Her deceased husband, Dule Dahir was killed by the militia during the war.

She has five children, the youngest of whom is 7 months old.

When asked why she had left her home in southern Somalia to make the perilous journey to Burco she said “how can we stay where heavy artillery guns are destroying every single living thing, including the insects. I think you are joking when you are saying why didn't you stay inyour home.”

It took her 2 months to reach Burco, and during the trip she was raped and physically tortured a number of times.

This is a home, a shelter where some
internally displaced person's (IDP’s) live.

The shelter is made of paper, leaves, branches and rags.

The living conditions for “internally displaced people” (IDP’s) within Somali camps are abysmal: there are no services at all.
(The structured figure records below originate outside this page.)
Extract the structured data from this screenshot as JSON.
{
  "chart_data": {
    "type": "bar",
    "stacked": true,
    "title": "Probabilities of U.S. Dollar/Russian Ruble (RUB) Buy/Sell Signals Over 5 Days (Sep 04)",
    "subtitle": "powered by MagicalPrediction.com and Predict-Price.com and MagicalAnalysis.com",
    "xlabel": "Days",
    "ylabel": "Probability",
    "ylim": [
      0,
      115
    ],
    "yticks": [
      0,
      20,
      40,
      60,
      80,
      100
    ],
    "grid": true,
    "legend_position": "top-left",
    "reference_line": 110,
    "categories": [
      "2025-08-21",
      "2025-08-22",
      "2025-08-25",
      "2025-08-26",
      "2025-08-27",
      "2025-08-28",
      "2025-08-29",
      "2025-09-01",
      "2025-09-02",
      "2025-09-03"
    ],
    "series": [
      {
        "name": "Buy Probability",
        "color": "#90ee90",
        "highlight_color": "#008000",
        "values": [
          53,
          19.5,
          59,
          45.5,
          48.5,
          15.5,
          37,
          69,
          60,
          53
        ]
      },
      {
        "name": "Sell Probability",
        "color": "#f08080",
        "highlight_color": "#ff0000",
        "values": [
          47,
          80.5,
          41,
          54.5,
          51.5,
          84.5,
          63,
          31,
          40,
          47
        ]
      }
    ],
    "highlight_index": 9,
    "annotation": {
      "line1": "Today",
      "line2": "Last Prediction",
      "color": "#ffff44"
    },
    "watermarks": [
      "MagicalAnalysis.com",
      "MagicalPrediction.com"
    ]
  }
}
Water needs to be collected from a central point and carried, sanitation conditions are basically pit latrines that the IDP’s have set up themselves. Plans are in place for the provision of healthier facilities by the UNDP, but are yet to be implemented.

The prevailing emotion amongst the IDP’s in the camp is one of stoic resignation: they are not welcome by the local community, and are seen as a threat both in terms of their impact on the local economy, as well as being perceived as a security threat by many. Many of the IDP’s have moved, or are planning to move, to Ethiopia, there is even talk of them trying to get to Kenya or Uganda, in the hope of finding a more secure future for themselves there. None of the people I spoke to appear to have any thoughts of moving back to their places of origin, and seem to have no confidence in the security situation in the south improving within the foreseeable future.